Justices to consider private-school voucher case

Opponents say aid goes to children already using parochial programs


CLEVELAND - The other afternoon at St. Rocco School on this city's west side, the children attended classes under portraits of Jesus and the Virgin Mary, on a day in which all of them would be required to pray at Mass - not unusual for a Roman Catholic school in the United States.

But what distinguishes St. Rocco from other Catholic schools is that the state of Ohio is paying the bulk of the tuition for half of the school's 200 pupils, who are the recipients of vouchers designed to help them and several thousand other children in Cleveland flee failing public schools.

The question of whether such an arrangement amounts to outright government aid to parochial schools and thus violates the Constitution's separation of church and state issue will be taken up by the U.S. Supreme Court this month. The justices are scheduled to hear oral arguments Feb. 20 on the legality of the state's 6-year-old tuition voucher program, which is open only to parents in Cleveland.

Barely a third of public school students in the city graduate from high school.

Many of the pupils who receive the tuition assistance were already attending parochial or other private schools, raising questions about whether the program is ending up assisting parents who had already found the ways and means to forsake the public schools.

This school year, the state has awarded publicly financed vouchers, worth as much as $2,250, to 4,456 students in kindergarten through eighth grade, mostly from families living at or below the poverty level. Each is permitted to attend one of 50 private schools that has agreed to accept them.

Nearly all of the participating schools are affiliated with the Catholic Church or other religious groups. Fewer than 1 percent of the pupils in the program are in a nonreligious private school.

The court will be hearing Ohio's appeal of a decision by the 6th U.S. Circuit Court of Appeals, which found that the program was unconstitutional, ruling that it had the "impermissible effect of promoting sectarian schools."

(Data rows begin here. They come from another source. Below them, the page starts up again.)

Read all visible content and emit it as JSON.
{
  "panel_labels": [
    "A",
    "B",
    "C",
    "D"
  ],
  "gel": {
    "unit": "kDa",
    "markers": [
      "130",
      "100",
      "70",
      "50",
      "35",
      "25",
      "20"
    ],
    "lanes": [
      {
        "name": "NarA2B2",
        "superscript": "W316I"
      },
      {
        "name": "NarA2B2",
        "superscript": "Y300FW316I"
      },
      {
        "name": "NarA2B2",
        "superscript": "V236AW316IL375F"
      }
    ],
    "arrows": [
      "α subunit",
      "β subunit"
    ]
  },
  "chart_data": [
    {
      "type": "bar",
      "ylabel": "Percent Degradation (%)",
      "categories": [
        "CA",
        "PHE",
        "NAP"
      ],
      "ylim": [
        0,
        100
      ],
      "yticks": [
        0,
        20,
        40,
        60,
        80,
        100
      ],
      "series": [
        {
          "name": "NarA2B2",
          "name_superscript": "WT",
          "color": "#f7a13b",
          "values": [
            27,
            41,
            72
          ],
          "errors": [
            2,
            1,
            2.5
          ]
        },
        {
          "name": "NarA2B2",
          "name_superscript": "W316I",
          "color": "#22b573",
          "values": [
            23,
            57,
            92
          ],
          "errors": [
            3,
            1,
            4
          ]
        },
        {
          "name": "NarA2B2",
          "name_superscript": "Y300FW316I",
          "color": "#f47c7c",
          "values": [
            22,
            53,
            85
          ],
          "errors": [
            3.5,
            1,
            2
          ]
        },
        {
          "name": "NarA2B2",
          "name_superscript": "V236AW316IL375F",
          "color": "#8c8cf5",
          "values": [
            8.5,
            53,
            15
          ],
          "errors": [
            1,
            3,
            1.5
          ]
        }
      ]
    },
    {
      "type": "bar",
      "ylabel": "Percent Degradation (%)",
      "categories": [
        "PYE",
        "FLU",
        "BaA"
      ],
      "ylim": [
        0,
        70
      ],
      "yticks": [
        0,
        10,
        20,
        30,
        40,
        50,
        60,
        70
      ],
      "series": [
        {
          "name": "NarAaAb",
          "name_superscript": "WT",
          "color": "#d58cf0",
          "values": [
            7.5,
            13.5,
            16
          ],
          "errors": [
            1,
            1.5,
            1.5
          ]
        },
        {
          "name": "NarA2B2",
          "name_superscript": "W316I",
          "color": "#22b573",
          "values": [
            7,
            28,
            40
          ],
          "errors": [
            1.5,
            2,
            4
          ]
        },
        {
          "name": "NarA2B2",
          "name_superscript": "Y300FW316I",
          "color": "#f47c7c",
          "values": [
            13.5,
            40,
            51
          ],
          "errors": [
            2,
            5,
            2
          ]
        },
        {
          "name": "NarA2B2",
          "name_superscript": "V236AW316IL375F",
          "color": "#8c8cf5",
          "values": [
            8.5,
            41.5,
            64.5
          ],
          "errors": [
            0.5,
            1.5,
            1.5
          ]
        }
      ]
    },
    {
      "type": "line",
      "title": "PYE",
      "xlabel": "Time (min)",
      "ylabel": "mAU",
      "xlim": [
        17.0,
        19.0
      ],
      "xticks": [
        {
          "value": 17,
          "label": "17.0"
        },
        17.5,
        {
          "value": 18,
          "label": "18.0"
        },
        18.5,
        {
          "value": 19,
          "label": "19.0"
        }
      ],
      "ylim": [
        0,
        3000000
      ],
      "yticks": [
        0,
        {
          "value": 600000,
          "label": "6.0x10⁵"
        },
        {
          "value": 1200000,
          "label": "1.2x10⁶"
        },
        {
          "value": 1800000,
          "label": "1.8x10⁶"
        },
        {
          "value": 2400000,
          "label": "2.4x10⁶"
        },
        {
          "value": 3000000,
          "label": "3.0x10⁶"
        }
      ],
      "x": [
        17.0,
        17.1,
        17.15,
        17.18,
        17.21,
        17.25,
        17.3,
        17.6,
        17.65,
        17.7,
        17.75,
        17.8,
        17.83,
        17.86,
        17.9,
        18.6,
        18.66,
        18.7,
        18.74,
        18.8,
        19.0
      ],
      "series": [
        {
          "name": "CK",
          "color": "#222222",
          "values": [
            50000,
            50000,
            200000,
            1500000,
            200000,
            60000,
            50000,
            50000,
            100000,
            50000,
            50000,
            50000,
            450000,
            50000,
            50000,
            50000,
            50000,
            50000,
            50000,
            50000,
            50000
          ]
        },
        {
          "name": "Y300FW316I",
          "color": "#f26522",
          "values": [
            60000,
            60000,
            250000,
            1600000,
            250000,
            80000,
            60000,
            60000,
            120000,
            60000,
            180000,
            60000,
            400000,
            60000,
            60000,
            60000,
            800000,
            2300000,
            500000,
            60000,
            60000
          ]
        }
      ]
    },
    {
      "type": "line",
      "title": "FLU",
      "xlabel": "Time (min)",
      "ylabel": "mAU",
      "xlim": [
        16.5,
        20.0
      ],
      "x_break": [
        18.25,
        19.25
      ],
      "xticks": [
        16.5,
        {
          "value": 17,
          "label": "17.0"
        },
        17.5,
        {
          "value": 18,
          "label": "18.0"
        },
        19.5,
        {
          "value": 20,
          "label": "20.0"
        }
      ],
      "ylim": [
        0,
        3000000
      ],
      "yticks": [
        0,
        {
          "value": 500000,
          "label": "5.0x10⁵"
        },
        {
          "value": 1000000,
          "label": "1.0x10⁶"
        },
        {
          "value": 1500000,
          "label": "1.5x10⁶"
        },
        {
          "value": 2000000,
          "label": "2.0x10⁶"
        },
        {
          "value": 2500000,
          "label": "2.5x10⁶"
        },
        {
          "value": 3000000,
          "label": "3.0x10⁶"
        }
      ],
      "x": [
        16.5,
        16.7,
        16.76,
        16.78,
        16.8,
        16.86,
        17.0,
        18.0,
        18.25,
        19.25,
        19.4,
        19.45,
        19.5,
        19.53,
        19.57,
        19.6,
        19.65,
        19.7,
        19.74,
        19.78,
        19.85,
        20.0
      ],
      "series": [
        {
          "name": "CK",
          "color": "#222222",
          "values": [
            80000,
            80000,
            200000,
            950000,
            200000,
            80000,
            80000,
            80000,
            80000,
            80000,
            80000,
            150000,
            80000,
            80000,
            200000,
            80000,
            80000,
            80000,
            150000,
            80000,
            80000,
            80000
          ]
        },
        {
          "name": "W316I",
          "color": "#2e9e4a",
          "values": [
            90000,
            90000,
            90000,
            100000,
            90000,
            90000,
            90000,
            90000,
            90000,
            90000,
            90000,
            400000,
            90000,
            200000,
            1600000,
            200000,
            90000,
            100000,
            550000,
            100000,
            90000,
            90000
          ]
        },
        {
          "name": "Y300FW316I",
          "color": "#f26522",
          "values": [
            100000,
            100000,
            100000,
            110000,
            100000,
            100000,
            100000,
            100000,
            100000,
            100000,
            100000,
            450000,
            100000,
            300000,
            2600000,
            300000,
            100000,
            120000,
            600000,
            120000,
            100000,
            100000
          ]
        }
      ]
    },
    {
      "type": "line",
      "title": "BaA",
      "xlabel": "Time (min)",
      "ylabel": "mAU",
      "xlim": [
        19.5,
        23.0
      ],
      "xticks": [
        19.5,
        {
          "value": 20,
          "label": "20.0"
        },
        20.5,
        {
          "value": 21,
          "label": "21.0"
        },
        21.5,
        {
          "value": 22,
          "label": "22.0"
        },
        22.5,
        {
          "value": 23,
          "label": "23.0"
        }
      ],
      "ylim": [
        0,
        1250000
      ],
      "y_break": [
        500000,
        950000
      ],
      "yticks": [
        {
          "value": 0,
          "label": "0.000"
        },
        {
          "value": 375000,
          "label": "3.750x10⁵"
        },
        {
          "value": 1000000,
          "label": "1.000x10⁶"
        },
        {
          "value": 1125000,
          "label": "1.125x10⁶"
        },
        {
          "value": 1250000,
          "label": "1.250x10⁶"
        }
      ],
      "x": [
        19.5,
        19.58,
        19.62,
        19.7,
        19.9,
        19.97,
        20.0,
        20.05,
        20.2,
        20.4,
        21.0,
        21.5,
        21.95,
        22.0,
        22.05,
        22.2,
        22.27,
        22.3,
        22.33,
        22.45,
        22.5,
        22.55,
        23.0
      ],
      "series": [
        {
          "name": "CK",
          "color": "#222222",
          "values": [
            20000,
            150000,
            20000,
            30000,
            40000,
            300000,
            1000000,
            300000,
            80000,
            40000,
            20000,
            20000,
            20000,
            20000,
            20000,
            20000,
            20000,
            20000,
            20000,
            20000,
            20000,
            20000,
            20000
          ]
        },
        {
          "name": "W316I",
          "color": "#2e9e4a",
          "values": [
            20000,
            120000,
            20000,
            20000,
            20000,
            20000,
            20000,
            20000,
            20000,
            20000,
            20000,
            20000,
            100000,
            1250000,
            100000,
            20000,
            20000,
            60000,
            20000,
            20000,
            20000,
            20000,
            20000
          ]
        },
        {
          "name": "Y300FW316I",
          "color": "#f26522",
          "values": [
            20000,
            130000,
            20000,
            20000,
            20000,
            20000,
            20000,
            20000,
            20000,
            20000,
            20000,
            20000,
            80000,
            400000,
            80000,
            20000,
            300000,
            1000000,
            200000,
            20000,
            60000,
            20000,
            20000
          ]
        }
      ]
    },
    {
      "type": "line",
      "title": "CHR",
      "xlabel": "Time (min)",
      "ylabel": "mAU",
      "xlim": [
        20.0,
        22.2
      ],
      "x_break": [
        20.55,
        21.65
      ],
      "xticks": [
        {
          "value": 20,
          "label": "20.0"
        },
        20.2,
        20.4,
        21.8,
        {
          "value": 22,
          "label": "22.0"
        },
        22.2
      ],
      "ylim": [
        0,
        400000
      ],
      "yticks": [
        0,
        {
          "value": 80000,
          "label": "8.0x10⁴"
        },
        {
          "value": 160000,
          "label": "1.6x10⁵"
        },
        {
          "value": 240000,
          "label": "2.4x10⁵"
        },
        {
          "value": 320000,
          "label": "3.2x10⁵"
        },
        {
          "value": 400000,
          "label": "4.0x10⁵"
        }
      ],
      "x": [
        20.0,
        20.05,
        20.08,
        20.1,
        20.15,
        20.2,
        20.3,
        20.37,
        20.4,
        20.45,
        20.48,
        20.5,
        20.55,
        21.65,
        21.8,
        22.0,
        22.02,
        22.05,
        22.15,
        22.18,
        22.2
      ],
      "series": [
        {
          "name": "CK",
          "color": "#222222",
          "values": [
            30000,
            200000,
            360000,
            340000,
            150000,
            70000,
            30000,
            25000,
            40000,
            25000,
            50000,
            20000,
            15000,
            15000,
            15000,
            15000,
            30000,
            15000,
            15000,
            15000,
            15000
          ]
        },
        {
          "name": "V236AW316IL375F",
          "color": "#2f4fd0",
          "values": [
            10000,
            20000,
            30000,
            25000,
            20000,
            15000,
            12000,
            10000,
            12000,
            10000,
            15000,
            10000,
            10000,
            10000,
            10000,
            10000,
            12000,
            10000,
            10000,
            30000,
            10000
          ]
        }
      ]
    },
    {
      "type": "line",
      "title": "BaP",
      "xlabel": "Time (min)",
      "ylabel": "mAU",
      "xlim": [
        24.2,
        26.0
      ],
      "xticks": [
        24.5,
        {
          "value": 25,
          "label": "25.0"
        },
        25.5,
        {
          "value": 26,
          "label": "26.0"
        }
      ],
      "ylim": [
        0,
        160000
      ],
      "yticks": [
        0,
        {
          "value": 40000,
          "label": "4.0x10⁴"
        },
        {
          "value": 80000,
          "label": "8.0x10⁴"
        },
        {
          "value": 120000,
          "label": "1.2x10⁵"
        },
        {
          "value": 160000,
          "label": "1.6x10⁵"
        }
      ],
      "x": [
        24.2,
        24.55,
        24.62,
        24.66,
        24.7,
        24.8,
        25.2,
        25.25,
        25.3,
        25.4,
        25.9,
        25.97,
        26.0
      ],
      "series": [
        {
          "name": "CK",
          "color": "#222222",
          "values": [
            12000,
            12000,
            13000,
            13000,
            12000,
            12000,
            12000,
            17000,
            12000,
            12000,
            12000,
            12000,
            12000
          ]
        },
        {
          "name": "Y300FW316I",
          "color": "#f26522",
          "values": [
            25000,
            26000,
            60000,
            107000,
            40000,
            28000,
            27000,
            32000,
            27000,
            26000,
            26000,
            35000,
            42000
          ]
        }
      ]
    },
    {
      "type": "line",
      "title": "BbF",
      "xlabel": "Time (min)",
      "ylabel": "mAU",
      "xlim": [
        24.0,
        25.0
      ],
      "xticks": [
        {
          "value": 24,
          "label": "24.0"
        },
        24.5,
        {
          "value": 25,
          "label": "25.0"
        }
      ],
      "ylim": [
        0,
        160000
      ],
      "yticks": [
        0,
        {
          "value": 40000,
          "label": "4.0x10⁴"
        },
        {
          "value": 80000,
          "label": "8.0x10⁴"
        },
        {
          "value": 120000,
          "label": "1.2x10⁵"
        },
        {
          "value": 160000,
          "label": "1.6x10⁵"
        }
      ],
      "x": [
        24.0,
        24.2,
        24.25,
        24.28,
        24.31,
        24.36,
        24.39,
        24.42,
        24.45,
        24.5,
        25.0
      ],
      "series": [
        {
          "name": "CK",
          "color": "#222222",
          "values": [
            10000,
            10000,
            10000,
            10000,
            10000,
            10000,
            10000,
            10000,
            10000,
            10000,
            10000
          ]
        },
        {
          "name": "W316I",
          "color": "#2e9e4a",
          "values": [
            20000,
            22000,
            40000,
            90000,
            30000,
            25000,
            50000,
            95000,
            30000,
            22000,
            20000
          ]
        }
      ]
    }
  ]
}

An endorsement of the Ohio program by the Supreme Court could prompt other states and cities, and perhaps the Bush administration, to consider following Cleveland's lead. A negative ruling, if broad enough, could effectively silence the private-school wing of the school choice movement.

The Cleveland case also gives the court an opportunity to explore whether the Ohio voucher program is succeeding in meeting what supporters here and elsewhere call its primary mission: to provide an escape route for low-income pupils, especially blacks, mired in a city public school system that is among the lowest-rated in the nation.

Many of the Cleveland families receiving vouchers, which are distributed by lottery, are indeed poor, with a median income of about $20,000 annually. But an analysis by a private group found that at least 33 percent of the pupils who received the vouchers here in the last school year were already enrolled in parochial or other private schools, and thus had never intended to go to public schools, let alone transfer out of them with the state's help.

While half of the students in the voucher program are black, the proportion of students in the public school system who are black is closer to three-quarters, according to state records.

At St. Rocco, nearly every family that secured a voucher was already sending its school-age children to the school.